Shooting in the Dark: Second Draft
Dear Reader,
Three weeks of freedom from university has left me with very little to do, so I'm going to try and get back into the swing of writing again. Since this one looked okay I thought I'd start here. There might be a few reworks depending on my time and attention span. Thank you very much to anyone reading this.
Disclaimer: The Twilight franchise does not belong to me. The following story is non-profit. It exists solely for entertainment and education.
Chapter 1
"You can come home any time, okay? Just say the word and you can come… Izzy?"
The warm voice crackled down the phone as I stood up slowly, the floorboards moaning beneath me. Liliac walls. Yellowed lace curtains. This was home now.
"I know, Mom," I said, the words lead-heavy. Did she think I would just leave her for a dad I knew through the post and (if I was very lucky) a weekend in Forks every once in a million years? Gently, I opened the wardrobe door, raising an eyebrow at my father's fashion choices; almost Amish skirts, a purple sweater, and a ruffled dress that I'd have loved the last time I stayed over- six years before. Everything still had a tag, so I guessed Charlie was trying to grease the gears a bit, make things easier. He'd even spoke the last time we talked. Even if he'd got it totally wrong, the thought was still sweet.
"Are you sure? You sound..." The voice paused for a minute, as though trying to translate what her maternal instincts were shouting. Mom was my best friend. She was my only friend. Can you count your mother as a friend?
"Do you want me to say anything to Phil for you?" Letting the phone thud onto the pillow, I rested my elbows on my knees, my hands shoving their way through my hair and twisting strands around my fingers, half wanting to tear them from my scalp. They'd both been so good to me- mad, but brilliant, sort of like a Picasso painting. I hoped the baby would be like that. God forbid it growing up boring like me, I smiled to myself.

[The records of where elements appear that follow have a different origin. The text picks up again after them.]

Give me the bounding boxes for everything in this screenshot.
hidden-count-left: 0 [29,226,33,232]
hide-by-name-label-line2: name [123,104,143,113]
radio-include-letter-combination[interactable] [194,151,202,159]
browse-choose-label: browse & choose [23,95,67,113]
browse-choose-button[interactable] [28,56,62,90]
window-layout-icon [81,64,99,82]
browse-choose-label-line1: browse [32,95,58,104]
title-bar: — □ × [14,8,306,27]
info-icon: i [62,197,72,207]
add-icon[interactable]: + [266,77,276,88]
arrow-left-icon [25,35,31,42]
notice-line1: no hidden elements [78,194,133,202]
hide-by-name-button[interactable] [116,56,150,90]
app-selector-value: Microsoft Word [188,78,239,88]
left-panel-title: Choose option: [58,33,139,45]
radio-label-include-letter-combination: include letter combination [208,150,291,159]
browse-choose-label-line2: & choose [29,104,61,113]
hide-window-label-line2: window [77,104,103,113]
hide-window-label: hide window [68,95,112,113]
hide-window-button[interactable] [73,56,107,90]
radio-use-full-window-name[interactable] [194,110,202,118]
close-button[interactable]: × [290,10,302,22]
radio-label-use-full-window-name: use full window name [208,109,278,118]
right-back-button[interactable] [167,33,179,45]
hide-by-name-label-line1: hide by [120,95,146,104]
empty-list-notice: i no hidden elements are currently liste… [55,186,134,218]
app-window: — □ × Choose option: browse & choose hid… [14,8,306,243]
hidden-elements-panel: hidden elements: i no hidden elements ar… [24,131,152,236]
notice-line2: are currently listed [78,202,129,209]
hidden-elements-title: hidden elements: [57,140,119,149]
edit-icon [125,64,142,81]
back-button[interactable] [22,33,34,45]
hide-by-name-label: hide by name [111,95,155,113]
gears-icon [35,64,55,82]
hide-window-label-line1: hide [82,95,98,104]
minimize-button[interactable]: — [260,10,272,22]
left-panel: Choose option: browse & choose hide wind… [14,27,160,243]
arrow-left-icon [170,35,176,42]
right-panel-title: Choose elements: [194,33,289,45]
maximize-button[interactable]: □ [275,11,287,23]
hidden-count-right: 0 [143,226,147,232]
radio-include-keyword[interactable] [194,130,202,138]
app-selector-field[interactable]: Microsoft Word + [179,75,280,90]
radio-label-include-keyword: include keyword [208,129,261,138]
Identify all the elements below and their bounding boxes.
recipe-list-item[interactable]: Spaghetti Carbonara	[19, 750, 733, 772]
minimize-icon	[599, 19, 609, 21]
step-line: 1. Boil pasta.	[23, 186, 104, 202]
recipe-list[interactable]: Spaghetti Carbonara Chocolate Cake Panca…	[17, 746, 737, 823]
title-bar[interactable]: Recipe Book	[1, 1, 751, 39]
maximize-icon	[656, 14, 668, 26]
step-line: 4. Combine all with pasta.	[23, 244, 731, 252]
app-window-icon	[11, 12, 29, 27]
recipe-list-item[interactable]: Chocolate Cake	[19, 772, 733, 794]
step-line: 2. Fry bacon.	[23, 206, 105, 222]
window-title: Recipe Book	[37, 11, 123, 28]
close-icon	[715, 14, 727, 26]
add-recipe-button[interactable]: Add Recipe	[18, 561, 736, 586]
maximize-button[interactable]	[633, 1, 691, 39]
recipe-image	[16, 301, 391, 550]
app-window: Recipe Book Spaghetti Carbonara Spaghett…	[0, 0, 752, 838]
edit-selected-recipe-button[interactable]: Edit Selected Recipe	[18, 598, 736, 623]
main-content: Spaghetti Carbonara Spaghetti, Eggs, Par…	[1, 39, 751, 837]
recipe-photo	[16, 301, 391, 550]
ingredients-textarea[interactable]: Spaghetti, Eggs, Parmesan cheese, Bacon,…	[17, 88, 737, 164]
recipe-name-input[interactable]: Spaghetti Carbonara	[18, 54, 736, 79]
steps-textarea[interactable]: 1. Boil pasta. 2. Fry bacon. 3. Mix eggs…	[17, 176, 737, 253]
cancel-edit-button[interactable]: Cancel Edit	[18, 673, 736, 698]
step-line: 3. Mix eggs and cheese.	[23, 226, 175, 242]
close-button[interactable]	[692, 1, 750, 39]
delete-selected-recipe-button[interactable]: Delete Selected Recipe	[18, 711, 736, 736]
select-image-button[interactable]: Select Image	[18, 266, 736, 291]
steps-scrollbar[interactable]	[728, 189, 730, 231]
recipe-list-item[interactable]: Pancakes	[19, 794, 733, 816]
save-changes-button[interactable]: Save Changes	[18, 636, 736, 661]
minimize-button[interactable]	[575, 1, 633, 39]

I didn't mind leaving, not really. It wasn't like I was leaving all my friends. Saying I wasn't liked was still being generous… Well, it wasn't really I wasn't liked as much as I wasn't seen. The small grains of friendship I had found at my old school hadn't been nurtured into pearls, probably because I was always reading, wasting time, hiding in my bubble or generally being that boring girl in the corner without any friends. It was a part and I played it exceptionally well. Whoever was walking the road to Heaven, I was always just be another pedestrian. In a way, I was free to have fun now.
Pressing the phone to my ear, I took a deep breath. Maybe the room could be homely. I could put photos up. The room was almost alien compared to the last time I'd been here, but I had to admit he'd done a pretty good job of the room- I could still smell the fresh paint. Really, it was beautiful. The moonlight floated down through the window, wrapping my new bedroom in a gossamer glow. Stars glimmered in the indigo sky, clear and fixed as a blueprint for a machine, and a thought hit me like a floppy wet fish. The reason for all my problems in Phoenix was me; I had no friends because I wasn't friendly, I was bored because I let myself become boring, I was hopeless because I never hoped. I was my own stupid creation. Why stay that way?
Thinking about my life turned into the string leading out of the Minotaur's cave- every solution lead to a new solution. Didn't know anyone? The school had a couple hundred students, one was bound to like me at least a little bit. Possibility of getting lost? Ask someone for directions, perhaps it would begin a friendship. Worried about awkwardness at home? It wasn't like Charlie was a bad guy. There must have been something good about him for Mom to love him, even if it fell apart in the end. Frightened about exams? Studying wouldn't hurt me.
Stretching my face into a smile, I raised the phone to my ear again, hoping that now I'd managed to convince my face that everything was fine I could convince my mother.
"It's Forks Mom, not Venus. I'll be fine, honest."